Hypothesis

Aging triggers oxidative stress–dependent phosphorylation of METTL3 and METTL14, promoting their export from the nucleus to the cytoplasm. Once cytoplasmic, these m6A writers aberrantly methylate not only core autophagy transcripts (ULK1, ATG5, ATG7, TFEB) but also the mRNA encoding the mitophagy regulator PINK1. This dual hit suppresses both general autophagy and selective mitochondrial clearance, leading to the accumulation of damaged mitochondria and the formation of neuromelanin‑laden autolysosomes observed in aged neurons.

Mechanistic Model

• Nuclear loss: In young neurons, METTL3/14 reside predominantly in the nucleus, where they methylate synaptic‑gene transcripts to support plasticity (2).
• Stress‑induced export: Age‑related ROS activates kinases (e.g., AKT, ERK) that phosphorylate METTL3/14 on serine residues, exposing a nuclear export signal and facilitating CRM1/XPO1‑mediated transport to the cytoplasm (1).
• Cytoplasmic hypermethylation: Cytoplasmic METTL3/14 deposit m6A on autophagy and PINK1 transcripts, recruiting YTHDF2 which drives their decay (3,4).
• Compensatory YTHDF3 activity: While YTHDF3 can enhance FOXO3 translation and modestly stimulate autophagy (6), its effect is insufficient to overcome the dominant YTHDF2‑mediated decay of autophagy and mitophagy mRNAs.
• Outcome: Reduced PINK1 limits Parkin‑mediated mitophagy, causing mitochondrial ROS production that further fuels METTL3/14 phosphorylation—a vicious cycle. The resulting autophagic stall manifests as enlarged, undegraded autolysosomes (neuromelanin organelles) (7).

Testable Predictions

1. Inhibiting CRM1/XPO1 with Leptomycin B in aged human iPSC‑derived neurons will restore nuclear METTL3/14 localization, decrease m6A on ULK1/ATG5/PINK1 transcripts, and increase autophagic flux.
2. Phospho‑deficient mutants of METTL3/14 (Ser→Ala) resistant to oxidative‑stress kinases will remain nuclear in aged mice, preserving autophagy and reducing neuromelanin accumulation.
3. Overexpressing a cytoplasmic‑restricted, catalytically dead METTL3 will act as a dominant‑negative, sequestering YTHDF2 and rescuing autophagy despite endogenous mislocalization.
4. In aged METTL3/14 phospho‑mutant mice, mitochondrial membrane potential and ROS levels will be comparable to young controls, linking autophagic rescue to improved mitochondrial homeostasis.

Experimental Approach

• Generate CRISPR‑edited human iPSC lines expressing METTL3‑S202A/METTL14‑S186A (phospho‑deficient) and differentiate to cortical neurons.
• Treat aged neurons (≥60 days in culture) with Leptomycin B or vehicle; assess subcellular fractionation by western blot for METTL3/14 (1).
• Perform MeRIP‑seq to quantify m6A on ULK1, ATG5, ATG7, TFEB, and PINK1 transcripts (3,4).
• Measure autophagic flux using LC3‑II turnover with bafilomycin A1 and mitophagy using mt‑Keima reporter.
• Quantify neuromelanin‑positive autolysosomes via immunofluorescence and electron microscopy (7).
• In parallel, aged wild‑type and phospho‑mutant mice will undergo behavioral testing (Morris water maze) and histology for neuromelanin and mitochondrial markers.
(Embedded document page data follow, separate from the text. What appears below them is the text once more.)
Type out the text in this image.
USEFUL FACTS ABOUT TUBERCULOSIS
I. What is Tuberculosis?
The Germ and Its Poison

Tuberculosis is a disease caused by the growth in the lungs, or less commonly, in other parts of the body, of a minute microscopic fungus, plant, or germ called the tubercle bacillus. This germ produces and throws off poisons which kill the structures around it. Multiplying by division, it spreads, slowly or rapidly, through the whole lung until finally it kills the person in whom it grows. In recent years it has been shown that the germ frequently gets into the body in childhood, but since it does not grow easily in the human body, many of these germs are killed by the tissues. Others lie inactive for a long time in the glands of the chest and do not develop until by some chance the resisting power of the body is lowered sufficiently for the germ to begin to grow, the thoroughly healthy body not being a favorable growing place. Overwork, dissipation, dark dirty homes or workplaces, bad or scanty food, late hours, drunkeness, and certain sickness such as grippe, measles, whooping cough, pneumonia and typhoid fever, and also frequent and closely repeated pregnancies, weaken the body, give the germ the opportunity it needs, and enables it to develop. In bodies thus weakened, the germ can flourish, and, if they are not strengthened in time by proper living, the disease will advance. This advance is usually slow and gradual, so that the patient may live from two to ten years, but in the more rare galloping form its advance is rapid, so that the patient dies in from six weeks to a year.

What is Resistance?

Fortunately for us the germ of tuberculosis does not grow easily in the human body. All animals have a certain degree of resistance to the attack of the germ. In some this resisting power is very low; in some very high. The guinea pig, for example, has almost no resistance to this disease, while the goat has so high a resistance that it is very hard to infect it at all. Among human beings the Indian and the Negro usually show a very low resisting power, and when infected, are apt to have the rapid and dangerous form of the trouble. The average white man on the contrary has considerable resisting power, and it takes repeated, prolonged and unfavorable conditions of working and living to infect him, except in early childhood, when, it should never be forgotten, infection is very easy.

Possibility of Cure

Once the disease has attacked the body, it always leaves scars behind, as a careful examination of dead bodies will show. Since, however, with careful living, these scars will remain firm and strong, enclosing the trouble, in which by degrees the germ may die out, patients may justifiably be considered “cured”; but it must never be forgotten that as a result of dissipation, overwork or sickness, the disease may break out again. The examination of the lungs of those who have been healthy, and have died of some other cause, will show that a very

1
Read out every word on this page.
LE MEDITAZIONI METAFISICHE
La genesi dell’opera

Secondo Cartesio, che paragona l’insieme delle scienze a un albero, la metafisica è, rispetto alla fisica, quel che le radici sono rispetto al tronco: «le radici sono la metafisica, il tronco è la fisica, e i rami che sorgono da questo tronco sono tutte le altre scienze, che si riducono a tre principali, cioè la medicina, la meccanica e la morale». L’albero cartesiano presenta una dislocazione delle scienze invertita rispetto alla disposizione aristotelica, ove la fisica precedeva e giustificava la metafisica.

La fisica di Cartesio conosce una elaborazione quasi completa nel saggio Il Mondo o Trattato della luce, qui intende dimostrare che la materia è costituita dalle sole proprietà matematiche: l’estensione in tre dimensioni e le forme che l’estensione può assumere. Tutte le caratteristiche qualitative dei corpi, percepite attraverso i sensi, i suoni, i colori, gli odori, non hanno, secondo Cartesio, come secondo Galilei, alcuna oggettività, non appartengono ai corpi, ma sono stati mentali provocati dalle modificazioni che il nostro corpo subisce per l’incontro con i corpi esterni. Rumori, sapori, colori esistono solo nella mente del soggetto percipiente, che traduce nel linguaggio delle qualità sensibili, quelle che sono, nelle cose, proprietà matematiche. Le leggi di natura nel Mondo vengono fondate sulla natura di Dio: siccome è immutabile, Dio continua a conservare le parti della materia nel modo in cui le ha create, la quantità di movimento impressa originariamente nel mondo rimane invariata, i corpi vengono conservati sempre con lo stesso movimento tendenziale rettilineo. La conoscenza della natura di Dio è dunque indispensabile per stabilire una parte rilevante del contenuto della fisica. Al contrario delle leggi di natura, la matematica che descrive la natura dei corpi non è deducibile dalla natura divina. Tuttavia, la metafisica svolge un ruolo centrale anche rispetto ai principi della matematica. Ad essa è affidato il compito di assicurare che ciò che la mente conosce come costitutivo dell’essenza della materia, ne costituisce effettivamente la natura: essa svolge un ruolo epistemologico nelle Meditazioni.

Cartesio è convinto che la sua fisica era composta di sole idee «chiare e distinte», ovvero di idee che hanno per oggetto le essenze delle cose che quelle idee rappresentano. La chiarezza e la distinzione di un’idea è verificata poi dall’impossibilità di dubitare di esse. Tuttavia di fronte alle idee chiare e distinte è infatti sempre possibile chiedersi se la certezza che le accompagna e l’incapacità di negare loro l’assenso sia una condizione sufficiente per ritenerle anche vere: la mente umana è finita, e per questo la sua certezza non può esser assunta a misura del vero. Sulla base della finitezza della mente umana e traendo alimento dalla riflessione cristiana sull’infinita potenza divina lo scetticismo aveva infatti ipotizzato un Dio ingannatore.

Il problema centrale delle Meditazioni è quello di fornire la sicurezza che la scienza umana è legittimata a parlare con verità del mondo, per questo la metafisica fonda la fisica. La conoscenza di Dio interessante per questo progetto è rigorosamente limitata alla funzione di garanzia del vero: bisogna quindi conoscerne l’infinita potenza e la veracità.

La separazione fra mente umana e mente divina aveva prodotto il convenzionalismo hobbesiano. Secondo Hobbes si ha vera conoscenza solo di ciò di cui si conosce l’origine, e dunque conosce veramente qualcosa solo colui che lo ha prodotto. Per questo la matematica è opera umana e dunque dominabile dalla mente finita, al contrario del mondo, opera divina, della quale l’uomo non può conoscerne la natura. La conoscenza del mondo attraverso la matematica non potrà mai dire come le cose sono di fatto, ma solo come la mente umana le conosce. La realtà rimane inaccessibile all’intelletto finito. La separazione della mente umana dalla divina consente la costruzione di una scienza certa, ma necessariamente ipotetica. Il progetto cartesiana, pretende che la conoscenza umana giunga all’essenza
If nuclear retention or catalytic blockade of METTL3/14 restores autophagy and reduces neuromelanin, the hypothesis that age‑dependent cytoplasmic sequestration of m6A writers actively suppresses autophagy—and thereby contributes to neurodegenerative accumulation—will be supported. Conversely, failure to rescue autophagy despite nuclear relocation would falsify the model, indicating that additional downstream blocks dominate the autophagic stall in aging.